A few clients have indicated that another referendum is the only way to resolve the current turmoil in government. A simple vote on whether we leave with no deal or we except what Europe is offering us. Otherwise there is a concern that there will be further delays until January and who is to say we would be any closer to a deal then. For those thinking of selling now, there is very much market provided the pricing is sensible.
Plenty of buyers are looking and are frustrated by the lack of available stock. We are still seeing competitive bidding for best in class property and prices remaining firm. Anyone holding dollars is in a particularly strong position; we’re seeing American and Middle Eastern buyers looking to invest with very much a long term view of holding onto the property.
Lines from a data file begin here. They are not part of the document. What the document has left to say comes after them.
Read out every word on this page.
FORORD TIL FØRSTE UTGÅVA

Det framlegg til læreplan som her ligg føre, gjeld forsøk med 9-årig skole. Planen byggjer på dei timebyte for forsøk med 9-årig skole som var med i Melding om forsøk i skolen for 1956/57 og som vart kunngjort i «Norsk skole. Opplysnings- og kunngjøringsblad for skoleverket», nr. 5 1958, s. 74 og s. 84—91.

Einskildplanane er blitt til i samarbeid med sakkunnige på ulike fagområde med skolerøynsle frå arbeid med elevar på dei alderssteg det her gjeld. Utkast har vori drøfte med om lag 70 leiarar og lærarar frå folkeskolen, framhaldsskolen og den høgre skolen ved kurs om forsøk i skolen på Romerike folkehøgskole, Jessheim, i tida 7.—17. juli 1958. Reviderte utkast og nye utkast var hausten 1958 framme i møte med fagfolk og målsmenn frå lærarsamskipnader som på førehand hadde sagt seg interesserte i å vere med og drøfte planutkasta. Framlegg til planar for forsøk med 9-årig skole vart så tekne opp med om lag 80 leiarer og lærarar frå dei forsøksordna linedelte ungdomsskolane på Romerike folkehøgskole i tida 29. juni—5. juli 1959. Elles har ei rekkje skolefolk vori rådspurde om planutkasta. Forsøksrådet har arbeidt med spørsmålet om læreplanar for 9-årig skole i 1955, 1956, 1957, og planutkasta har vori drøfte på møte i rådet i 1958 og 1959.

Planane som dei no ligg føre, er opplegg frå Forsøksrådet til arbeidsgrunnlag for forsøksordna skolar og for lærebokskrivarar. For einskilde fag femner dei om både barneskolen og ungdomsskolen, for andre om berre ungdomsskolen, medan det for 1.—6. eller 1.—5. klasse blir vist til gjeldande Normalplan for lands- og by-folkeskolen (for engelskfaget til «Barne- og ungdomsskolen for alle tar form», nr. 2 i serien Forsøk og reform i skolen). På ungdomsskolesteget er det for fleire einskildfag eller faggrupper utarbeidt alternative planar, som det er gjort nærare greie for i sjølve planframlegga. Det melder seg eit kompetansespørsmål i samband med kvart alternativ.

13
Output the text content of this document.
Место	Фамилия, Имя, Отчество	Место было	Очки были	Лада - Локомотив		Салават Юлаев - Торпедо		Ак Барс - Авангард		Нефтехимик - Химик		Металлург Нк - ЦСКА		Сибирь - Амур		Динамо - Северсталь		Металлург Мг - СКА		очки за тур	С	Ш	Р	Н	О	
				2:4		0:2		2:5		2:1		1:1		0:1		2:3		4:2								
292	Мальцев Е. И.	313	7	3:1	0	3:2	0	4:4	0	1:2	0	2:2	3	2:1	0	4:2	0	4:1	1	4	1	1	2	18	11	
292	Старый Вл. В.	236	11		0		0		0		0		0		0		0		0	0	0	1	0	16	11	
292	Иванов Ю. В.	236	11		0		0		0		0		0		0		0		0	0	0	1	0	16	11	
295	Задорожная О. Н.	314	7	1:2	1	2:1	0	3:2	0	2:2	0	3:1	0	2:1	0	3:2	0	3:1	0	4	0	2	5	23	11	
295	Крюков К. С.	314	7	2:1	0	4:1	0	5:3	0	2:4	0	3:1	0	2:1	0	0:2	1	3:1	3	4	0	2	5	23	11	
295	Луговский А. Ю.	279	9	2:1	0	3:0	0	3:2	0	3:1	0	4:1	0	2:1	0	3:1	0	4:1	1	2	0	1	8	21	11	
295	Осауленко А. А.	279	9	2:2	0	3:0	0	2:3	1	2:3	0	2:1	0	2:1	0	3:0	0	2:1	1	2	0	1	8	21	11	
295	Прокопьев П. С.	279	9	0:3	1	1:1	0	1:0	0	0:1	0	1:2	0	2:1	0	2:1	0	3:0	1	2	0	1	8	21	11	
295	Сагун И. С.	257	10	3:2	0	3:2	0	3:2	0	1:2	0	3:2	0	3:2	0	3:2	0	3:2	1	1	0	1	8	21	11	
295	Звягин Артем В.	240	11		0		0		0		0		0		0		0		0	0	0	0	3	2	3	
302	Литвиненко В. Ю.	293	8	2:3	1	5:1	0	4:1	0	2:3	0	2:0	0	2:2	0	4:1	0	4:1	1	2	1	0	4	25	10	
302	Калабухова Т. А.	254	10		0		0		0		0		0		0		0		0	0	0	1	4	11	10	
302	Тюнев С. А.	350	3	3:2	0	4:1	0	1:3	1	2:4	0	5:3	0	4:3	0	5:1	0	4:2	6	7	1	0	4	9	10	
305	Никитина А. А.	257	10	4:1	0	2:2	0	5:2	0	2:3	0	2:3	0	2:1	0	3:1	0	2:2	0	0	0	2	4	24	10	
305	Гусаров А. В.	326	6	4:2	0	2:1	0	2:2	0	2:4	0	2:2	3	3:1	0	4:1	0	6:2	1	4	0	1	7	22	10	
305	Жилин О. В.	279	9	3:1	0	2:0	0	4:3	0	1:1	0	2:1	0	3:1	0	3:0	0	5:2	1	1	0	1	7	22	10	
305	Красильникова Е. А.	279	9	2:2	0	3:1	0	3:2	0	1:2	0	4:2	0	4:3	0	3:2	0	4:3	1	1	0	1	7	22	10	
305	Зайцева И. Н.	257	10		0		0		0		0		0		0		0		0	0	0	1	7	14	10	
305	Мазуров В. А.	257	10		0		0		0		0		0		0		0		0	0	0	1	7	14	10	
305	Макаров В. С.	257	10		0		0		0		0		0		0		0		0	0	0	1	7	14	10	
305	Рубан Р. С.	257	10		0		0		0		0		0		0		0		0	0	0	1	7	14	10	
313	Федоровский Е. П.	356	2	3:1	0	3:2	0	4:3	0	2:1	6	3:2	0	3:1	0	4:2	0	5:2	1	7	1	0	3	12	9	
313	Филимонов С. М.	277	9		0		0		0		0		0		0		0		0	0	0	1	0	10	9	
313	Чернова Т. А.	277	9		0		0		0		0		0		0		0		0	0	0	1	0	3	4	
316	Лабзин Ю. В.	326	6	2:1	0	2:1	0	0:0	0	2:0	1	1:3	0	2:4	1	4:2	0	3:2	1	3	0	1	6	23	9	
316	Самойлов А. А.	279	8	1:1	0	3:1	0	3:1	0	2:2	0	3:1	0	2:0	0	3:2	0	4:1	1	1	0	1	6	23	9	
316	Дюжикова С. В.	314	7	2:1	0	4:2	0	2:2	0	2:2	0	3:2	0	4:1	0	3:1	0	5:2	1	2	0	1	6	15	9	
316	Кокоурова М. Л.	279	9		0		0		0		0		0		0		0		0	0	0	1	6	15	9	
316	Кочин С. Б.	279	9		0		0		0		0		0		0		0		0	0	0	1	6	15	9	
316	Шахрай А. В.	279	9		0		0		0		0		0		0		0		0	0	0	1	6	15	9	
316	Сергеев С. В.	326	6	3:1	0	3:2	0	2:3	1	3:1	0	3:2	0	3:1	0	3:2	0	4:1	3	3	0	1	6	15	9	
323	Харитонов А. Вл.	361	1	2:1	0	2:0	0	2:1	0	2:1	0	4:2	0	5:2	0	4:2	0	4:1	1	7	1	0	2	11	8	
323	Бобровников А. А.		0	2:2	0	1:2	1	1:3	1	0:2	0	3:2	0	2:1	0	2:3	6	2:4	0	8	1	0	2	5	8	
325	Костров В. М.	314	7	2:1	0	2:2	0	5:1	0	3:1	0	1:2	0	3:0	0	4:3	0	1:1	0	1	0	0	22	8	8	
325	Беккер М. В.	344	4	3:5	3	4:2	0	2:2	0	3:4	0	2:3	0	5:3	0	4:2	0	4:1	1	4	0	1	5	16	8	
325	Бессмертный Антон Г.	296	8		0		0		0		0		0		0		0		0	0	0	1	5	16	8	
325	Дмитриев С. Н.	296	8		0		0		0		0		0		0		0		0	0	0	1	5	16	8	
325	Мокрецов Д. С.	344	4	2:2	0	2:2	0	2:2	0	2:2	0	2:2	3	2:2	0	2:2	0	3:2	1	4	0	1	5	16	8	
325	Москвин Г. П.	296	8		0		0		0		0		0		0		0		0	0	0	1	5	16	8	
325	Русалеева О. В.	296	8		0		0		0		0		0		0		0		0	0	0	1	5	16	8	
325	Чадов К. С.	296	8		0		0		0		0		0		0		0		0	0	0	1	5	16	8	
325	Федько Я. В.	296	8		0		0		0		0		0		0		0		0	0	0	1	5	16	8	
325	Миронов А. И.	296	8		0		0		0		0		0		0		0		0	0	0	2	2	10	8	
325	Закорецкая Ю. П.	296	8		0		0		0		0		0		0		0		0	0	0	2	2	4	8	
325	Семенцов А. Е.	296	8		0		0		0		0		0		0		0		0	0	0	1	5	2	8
Ultimately London is London and regardless of Brexit, the fundamentals remain unchanged - a financial capital, rule of law, the time zone, the education system, robust regulatory framework, culture, healthcare, connectivity and of course an excellent choice of good quality housing stock.”
Jo Eccles, Founder of SP Property
“Whilst continued uncertainty is not helpful, we remain confident on London’s ability to retain its position as a leading global financial hub and believe the prime central London property market will continue to appeal to buyers seeking long term capital growth.
“The city’s strong fundamentals, namely its robust regulatory framework, favourable time zone, cultural diversity and exceptional education system means that whatever the outcome of the ongoing Brexit negotiations, we are unlikely to see any meaningful or prolonged retreat amongst HNWIs seeking a home in London’s finest postcodes.
“We are currently seeing demand from overseas clients from the Middle East, Asia and America keen to capitalise on the favourable currency play, as well as London based needs-based buyers for whom continuing to hold out is not an option. The threat of a potential Labour government also seems to have subdued this week after MPs ruled against a general election. This comes as a relief for many of our buyers given the Tories’ more favourable policies toward high end property.
“Ultimately though, there is very much a 'life goes on’ attitude with the general consensus being positive for London over the next five or so years."